- From: Julian Reschke <julian.reschke@gmx.de>
- Date: Fri, 3 Aug 2001 12:42:21 +0200
- To: "Sebastian Schnitzenbaumer" <schnitz@mozquito.com>, "Bjoern Hoehrmann" <derhoermi@gmx.net>, "Jilani, Rashid" <rashid.jilani@sap.com>
- Cc: <www-forms@w3.org>
> From: www-forms-request@w3.org [mailto:www-forms-request@w3.org]On > Behalf Of Sebastian Schnitzenbaumer > Sent: Friday, August 03, 2001 12:18 PM > To: Bjoern Hoehrmann; Jilani, Rashid > Cc: www-forms@w3.org > Subject: RE: NetScape/IE > > ... > > XSLT, for example, took off quite well > without Microsoft and Netscape ever > implementing it in the browser.

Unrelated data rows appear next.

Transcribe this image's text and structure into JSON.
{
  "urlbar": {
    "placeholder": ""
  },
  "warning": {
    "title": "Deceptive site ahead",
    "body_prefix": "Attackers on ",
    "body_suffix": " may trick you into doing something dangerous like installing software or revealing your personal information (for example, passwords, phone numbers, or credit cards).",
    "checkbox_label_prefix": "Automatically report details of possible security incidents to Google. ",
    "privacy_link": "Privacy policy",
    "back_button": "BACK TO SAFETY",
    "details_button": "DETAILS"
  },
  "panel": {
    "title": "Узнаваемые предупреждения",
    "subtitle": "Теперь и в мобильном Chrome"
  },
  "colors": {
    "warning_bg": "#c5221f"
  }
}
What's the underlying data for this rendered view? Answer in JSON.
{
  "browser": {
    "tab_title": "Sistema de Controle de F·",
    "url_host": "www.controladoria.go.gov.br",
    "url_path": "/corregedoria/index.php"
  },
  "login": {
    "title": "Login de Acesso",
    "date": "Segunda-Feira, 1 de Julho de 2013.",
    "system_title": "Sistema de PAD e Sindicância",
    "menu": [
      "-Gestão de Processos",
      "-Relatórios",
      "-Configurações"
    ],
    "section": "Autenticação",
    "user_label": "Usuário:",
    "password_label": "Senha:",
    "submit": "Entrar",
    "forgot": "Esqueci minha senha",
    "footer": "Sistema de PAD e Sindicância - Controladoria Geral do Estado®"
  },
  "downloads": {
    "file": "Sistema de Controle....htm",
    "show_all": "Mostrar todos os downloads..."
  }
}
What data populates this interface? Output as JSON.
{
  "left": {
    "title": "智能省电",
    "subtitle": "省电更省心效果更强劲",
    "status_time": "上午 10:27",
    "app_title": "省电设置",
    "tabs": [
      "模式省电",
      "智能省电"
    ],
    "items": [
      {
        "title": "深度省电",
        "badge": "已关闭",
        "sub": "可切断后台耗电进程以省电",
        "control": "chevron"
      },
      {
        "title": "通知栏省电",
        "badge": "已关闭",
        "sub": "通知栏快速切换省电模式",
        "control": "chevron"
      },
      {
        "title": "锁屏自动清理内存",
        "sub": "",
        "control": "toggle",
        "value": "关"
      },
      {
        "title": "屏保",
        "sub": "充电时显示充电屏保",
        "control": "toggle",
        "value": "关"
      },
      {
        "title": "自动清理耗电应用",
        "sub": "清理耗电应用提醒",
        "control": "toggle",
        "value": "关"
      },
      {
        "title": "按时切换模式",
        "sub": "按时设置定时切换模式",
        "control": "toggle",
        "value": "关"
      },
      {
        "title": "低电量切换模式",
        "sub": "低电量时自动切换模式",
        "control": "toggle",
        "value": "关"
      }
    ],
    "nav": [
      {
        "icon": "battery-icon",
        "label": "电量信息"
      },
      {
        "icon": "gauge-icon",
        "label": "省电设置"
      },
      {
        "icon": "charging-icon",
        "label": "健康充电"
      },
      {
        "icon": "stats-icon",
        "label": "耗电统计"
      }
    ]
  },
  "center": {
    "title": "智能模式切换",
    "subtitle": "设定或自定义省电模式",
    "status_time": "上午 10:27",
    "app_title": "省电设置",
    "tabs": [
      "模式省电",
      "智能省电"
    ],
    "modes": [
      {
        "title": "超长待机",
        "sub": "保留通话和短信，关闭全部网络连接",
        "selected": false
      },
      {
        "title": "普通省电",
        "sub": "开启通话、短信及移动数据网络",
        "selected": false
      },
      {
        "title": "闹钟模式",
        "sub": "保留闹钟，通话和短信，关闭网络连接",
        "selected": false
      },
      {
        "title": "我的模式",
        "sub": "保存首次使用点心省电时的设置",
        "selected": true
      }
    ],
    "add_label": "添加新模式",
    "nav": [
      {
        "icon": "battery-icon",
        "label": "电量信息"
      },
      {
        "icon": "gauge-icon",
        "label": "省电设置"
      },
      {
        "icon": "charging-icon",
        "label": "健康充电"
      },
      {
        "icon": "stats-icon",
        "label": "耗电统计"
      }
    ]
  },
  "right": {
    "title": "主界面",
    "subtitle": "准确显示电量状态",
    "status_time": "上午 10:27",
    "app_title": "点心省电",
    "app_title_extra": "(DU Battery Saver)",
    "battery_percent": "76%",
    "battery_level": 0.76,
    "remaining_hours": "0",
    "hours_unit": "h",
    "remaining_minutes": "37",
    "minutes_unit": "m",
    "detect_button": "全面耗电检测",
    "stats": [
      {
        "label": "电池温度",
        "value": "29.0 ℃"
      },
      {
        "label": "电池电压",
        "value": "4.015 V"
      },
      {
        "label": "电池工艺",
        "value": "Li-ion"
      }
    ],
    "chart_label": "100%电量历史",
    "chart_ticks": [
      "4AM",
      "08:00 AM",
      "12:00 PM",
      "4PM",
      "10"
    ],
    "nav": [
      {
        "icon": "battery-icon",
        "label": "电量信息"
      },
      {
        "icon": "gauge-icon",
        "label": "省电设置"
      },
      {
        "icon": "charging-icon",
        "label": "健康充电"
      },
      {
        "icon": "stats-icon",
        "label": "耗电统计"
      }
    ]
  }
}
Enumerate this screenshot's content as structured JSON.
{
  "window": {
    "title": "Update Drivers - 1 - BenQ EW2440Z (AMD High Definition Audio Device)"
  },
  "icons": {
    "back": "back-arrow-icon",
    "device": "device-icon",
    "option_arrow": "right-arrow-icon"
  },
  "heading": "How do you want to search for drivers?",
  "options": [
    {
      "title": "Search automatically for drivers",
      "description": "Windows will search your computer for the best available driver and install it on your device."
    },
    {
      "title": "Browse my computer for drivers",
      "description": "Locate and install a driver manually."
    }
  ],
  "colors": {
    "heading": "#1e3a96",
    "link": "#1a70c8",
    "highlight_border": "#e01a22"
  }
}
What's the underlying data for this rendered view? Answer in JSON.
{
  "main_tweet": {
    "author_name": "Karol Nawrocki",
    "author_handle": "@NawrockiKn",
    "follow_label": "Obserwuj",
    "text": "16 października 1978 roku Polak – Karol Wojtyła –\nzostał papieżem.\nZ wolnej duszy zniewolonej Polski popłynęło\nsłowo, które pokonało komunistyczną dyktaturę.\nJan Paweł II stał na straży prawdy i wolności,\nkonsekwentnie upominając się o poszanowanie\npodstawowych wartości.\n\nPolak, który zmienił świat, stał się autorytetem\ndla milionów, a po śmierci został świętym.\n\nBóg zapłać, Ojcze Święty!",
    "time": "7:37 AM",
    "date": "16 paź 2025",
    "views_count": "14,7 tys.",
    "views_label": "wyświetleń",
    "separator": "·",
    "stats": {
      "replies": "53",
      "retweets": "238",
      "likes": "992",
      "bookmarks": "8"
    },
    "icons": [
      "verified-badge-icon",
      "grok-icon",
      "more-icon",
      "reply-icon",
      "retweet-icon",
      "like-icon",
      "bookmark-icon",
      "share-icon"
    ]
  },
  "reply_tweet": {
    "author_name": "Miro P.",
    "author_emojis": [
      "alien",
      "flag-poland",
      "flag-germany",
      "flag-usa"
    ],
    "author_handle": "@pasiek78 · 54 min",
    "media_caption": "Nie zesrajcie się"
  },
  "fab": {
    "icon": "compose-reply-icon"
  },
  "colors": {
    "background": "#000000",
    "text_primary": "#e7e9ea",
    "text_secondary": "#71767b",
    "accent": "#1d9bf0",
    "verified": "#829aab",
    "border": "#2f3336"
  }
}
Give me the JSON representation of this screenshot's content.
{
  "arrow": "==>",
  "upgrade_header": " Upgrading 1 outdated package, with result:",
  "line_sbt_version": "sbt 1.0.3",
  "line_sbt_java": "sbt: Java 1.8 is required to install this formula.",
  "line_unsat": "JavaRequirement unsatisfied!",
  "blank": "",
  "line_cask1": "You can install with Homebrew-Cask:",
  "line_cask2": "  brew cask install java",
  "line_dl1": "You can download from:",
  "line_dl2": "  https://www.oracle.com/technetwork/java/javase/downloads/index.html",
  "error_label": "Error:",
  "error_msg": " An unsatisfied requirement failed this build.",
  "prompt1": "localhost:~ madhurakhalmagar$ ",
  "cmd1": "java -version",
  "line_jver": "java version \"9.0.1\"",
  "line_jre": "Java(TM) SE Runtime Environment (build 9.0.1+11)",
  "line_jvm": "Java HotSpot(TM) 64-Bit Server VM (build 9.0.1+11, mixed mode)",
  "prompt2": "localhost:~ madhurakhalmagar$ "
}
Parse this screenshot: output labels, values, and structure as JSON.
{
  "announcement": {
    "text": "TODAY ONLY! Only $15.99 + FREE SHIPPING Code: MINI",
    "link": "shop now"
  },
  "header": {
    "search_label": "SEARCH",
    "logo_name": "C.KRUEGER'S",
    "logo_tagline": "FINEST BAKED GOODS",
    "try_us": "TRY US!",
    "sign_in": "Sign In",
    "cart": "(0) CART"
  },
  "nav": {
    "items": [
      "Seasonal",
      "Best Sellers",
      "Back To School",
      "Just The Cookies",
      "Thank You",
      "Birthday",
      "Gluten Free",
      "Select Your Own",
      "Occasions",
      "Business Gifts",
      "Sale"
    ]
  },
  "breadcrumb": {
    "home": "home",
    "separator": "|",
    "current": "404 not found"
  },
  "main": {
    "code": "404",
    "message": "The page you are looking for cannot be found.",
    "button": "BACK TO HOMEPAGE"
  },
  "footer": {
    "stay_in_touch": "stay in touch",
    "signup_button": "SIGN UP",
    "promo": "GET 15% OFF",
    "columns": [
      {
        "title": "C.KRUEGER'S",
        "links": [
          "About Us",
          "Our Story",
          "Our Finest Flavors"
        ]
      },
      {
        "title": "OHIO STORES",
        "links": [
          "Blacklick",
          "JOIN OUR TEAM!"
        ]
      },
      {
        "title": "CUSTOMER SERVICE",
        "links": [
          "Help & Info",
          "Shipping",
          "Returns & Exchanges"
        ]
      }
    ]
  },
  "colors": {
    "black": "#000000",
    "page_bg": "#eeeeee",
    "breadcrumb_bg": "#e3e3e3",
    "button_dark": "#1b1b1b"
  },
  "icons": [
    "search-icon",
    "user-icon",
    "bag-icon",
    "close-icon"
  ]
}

So can we all > stop judging important standards and technologies > based on Microsoft's interests and strategies > for a moment? The XSLT rec was published late in 1999. At that point of time, IE5 had been shipping with preliminary XSL support for over half a year, and Microsoft released a conformant XSLT engine (in several upgrade steps) between January 2000 and summer 2000. I wouldn't call that "without implementing it in the browser".